Title: Desinfestação dos explantes do sisal (Agave sisalana Perrine) para o cultivo in vitro.
Description:
Sisal, ou Agave sisalana Perrine é conhecida no mundo inteiro pelo alto teor de fibras, onde são aplicáveis nos mais variados setores da indústria (automotiva, química e civil).
Essa Agavácea possui extrema importância socioeconômica para todo o mundo, pincipalmente para o Brasil, o qual se destaca como maior exportador de fibras de sisal do mundo.
A propagação convencional dessa planta se dá por meio de bulbilhos em sua fase de inflorescência, depois do oito a nove anos de cultivo.
Nesse contexto, objetivou-se com esse trabalho, realizar a desinfestação dos explantes de Agave sisalana Perrine através da utilização de diferentes fungicidas e antibióticos para o cultivo in vitro.
A pesquisa foi realizada no Laboratório de Cultivo de Tecidos Vegetais da Embrapa Algodão, no período de outubro de 2017 à maio de 2018.
Para a desinfestação dos explantes, foi realizado a lavagem dos bulbos em água corrente e detergente neutro, em seguida foram deixados numa solução de detergente neutro a 4% (v/v).
Após enxágue completo e já em câmara de fluxo laminar, os explantes foram submersos em solução de álcool 70% (v/v), em seguida em solução de formaldeído a 1% (v/v) e em solução de hipoclorito de sódio (NaOCl) a 2% (v/v).
Logo após, foram separados: em gemas apicais e gemas laterais, e em seguida foram submetidos a nove tratamentos utilizando antibióticos (0,01% (m/v)) e fungicidas (0,3% (m/v)).
Em seguida foram cultivados em meio básico 1⁄2 MS suplementados com 1,5% de glicose e 0,23 % de Phytagel® e pH ajustado para 5,7.
Os frascos foram armazenados a 25±2ºC sob fotoperíodo de 16h de luz e intensidade luminosa de 30 μmol.
m-2.
s-1.
Os tratamentos foram avaliados quanto a sobrevivência e contaminação dos explantes após 10, 20 e 30 dias de cultivo.
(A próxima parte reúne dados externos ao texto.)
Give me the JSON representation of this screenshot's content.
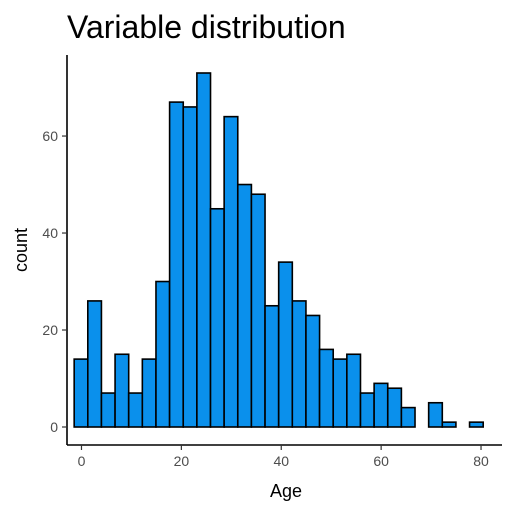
{
  "chart_data": {
    "type": "bar",
    "title": "Variable distribution",
    "xlabel": "Age",
    "ylabel": "count",
    "bin_width": 2.73,
    "x_centers": [
      -0.1,
      2.63,
      5.36,
      8.09,
      10.82,
      13.55,
      16.28,
      19.01,
      21.74,
      24.47,
      27.2,
      29.93,
      32.66,
      35.39,
      38.12,
      40.85,
      43.58,
      46.31,
      49.04,
      51.77,
      54.5,
      57.23,
      59.96,
      62.69,
      65.42,
      68.15,
      70.88,
      73.61,
      76.34,
      79.07,
      81.8
    ],
    "values": [
      14,
      26,
      7,
      15,
      7,
      14,
      30,
      67,
      66,
      73,
      45,
      64,
      50,
      48,
      25,
      34,
      26,
      23,
      16,
      14,
      15,
      7,
      9,
      8,
      4,
      0,
      5,
      1,
      0,
      1,
      0
    ],
    "xlim": [
      -2.9,
      84.2
    ],
    "ylim": [
      0,
      73
    ],
    "x_ticks": [
      0,
      20,
      40,
      60,
      80
    ],
    "y_ticks": [
      0,
      20,
      40,
      60
    ],
    "fill_color": "#0a90ec",
    "grid": false,
    "legend": "none"
  }
}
Após a análise estatística, foi observado que o fator tempo não apresentou diferença significativa, quanto que o fator tratamento apresentou.
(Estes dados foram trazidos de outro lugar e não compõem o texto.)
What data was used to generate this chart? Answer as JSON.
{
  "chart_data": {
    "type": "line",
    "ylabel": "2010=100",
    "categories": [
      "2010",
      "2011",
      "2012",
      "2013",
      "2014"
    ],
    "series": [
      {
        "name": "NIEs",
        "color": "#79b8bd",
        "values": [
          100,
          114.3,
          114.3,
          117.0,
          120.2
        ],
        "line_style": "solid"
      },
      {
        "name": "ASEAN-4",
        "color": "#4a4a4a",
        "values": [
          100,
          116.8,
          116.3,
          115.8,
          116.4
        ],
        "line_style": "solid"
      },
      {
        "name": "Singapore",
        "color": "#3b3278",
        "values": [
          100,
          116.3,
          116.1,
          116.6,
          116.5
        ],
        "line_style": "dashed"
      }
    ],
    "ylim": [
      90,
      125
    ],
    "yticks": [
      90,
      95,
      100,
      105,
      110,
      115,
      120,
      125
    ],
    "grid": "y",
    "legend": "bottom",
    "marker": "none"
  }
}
O tratamento que mostrou melhor resultado foi o Tratamento T4 (fungicida Euparen® e nenhum antibiótico) com uma taxa de desinfestação de 55,95% e uma taxa de brotos vivos de 40%.
Com isso, a utilização de antibióticos e fungicidas no mesmo tratamento, não e eficaz para a desinfestação de explantes, enquanto que o uso em separado se comporta de modo eficiente.